A reitora Gulnar Azevedo e Silva chamou atenção para o risco de a defasagem orçamentária comprometer a própria missão pública da Uerj. Ela lembrou que a universidade não é apenas um espaço de formação acadêmica, mas também uma rede de serviços que atende diretamente a população – da educação básica à alta complexidade em saúde.
No caso do Hospital Universitário Pedro Ernesto (Hupe), a reitora destacou que a unidade é fundamental para reduzir a fila do SUS, oferecendo atendimento especializado de referência.
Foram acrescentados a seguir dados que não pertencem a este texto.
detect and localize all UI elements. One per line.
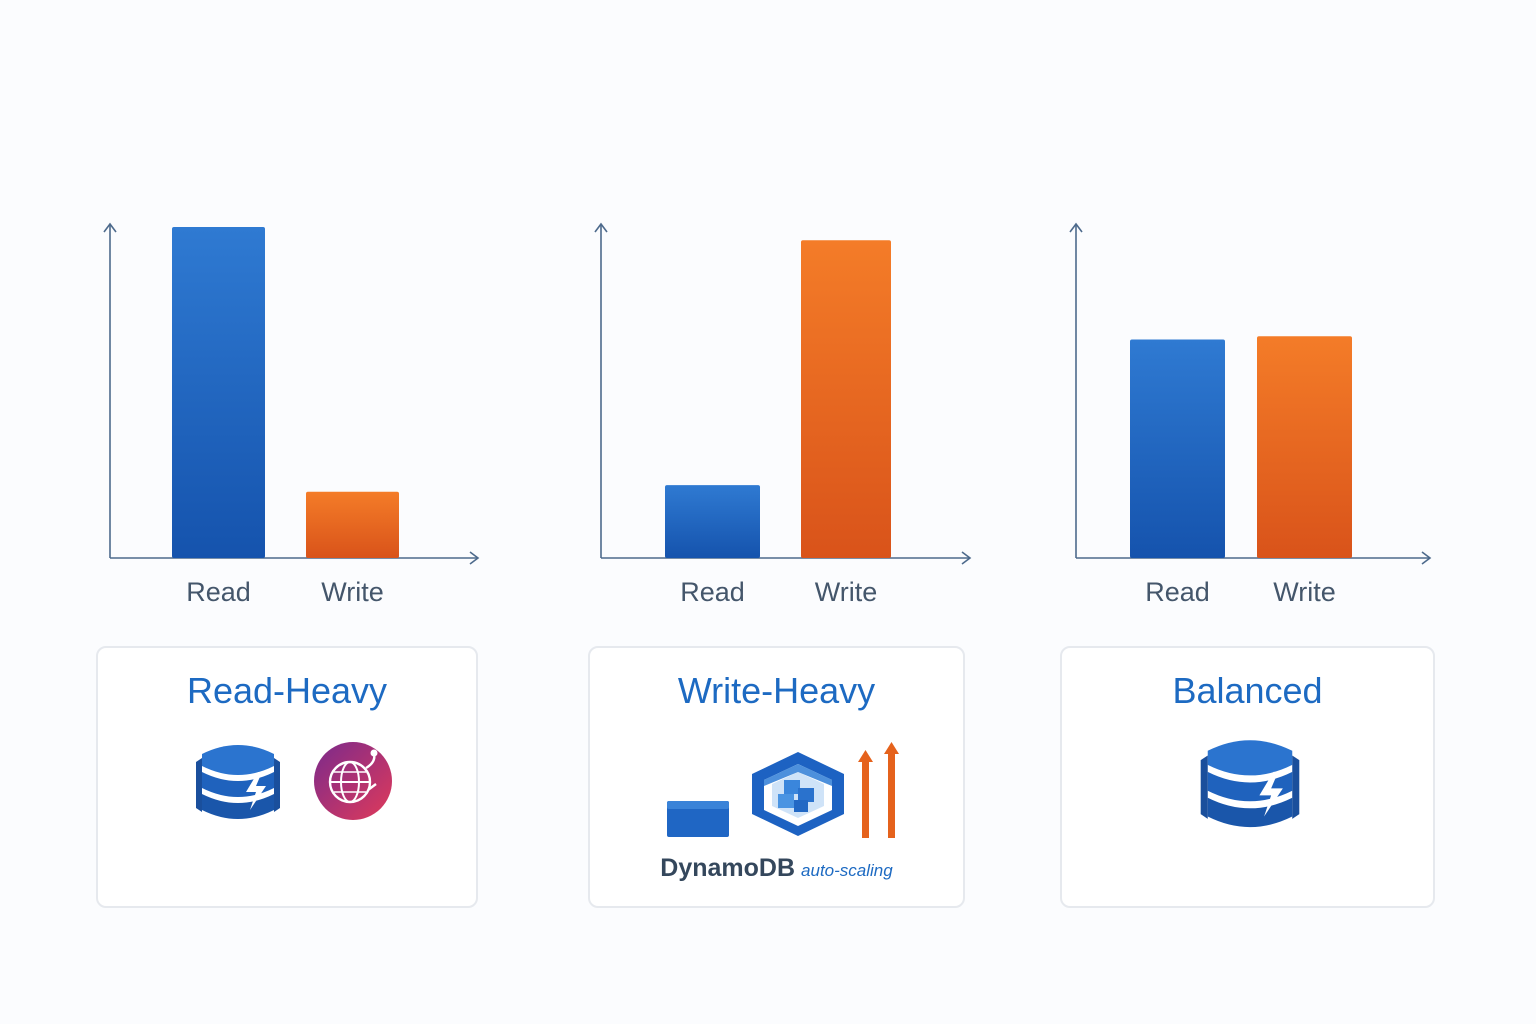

A combinação de orçamento apertado e salários desvalorizados coloca em risco a manutenção de equipes e o padrão de qualidade que a população espera.
Segundo ela, mesmo com o esforço da gestão para aplicar com rigor cada centavo do recurso público, há uma “dissonância” entre a contribuição social da universidade e a remuneração dos servidores técnicos e docentes, o que torna cada vez mais difícil preservar quadros experientes e atrair novos profissionais.
Números que mostram o tamanho da Uerj
O vice-reitor Bruno Deusdará apresentou dados que dimensionam a importância da Uerj para o estado do Rio de Janeiro: a instituição reúne mais de 36 mil estudantes, somando graduação, pós-graduação e educação básica do Instituto de Aplicação Fernando Rodrigues da Silveira (Cap-Uerj), além de 6.032 servidores técnico-administrativos, 3.046 docentes e cerca de 2.350 trabalhadores terceirizados em áreas como segurança, limpeza, motoristas e apoio administrativo.
Esses números ajudam a explicar por que a crise dos servidores da Uerj não é apenas uma pauta corporativa: ela afeta diretamente a oferta de vagas, a continuidade de pesquisas, a manutenção de políticas de permanência estudantil e a qualidade de serviços de saúde pública prestados à população fluminense.
Pressão política: emendas ao orçamento e mobilização permanente
Compromissos assumidos por parlamentares
Durante a audiência, os parlamentares que presidiram a sessão anunciaram a intenção de apresentar emendas à Lei Orçamentária Anual (LOA) com o objetivo de aumentar os recursos destinados à Uerj, tentando aproximar o financiamento da universidade de sua relevância social real.
Deputados também defenderam a revisão de medidas como o fim dos triênios e a retomada das recomposições salariais e dos auxílios aprovados em lei, apontando que as restrições atuais são incompatíveis com a demanda crescente por ensino superior público e atendimento em saúde de qualidade.
Paralisações e participação da comunidade acadêmica
A audiência não ocorreu em um vácuo. Dias antes, uma assembleia docente havia aprovado paralisação de 24 horas exatamente para garantir a participação maciça da categoria no debate na Alerj. O movimento contou também com a mobilização de técnicos e estudantes, reforçando a percepção de que a disputa por orçamento e direitos extrapola os muros do campus.
Representantes sindicais lembraram ainda que metade do quadro de trabalhadores do Hupe é composta por contratados, o que evidencia a dependência da universidade de vínculos mais precários ao mesmo tempo em que a falta de correção inflacionária atinge até quem esteve na linha de frente durante a pandemia de Covid-19.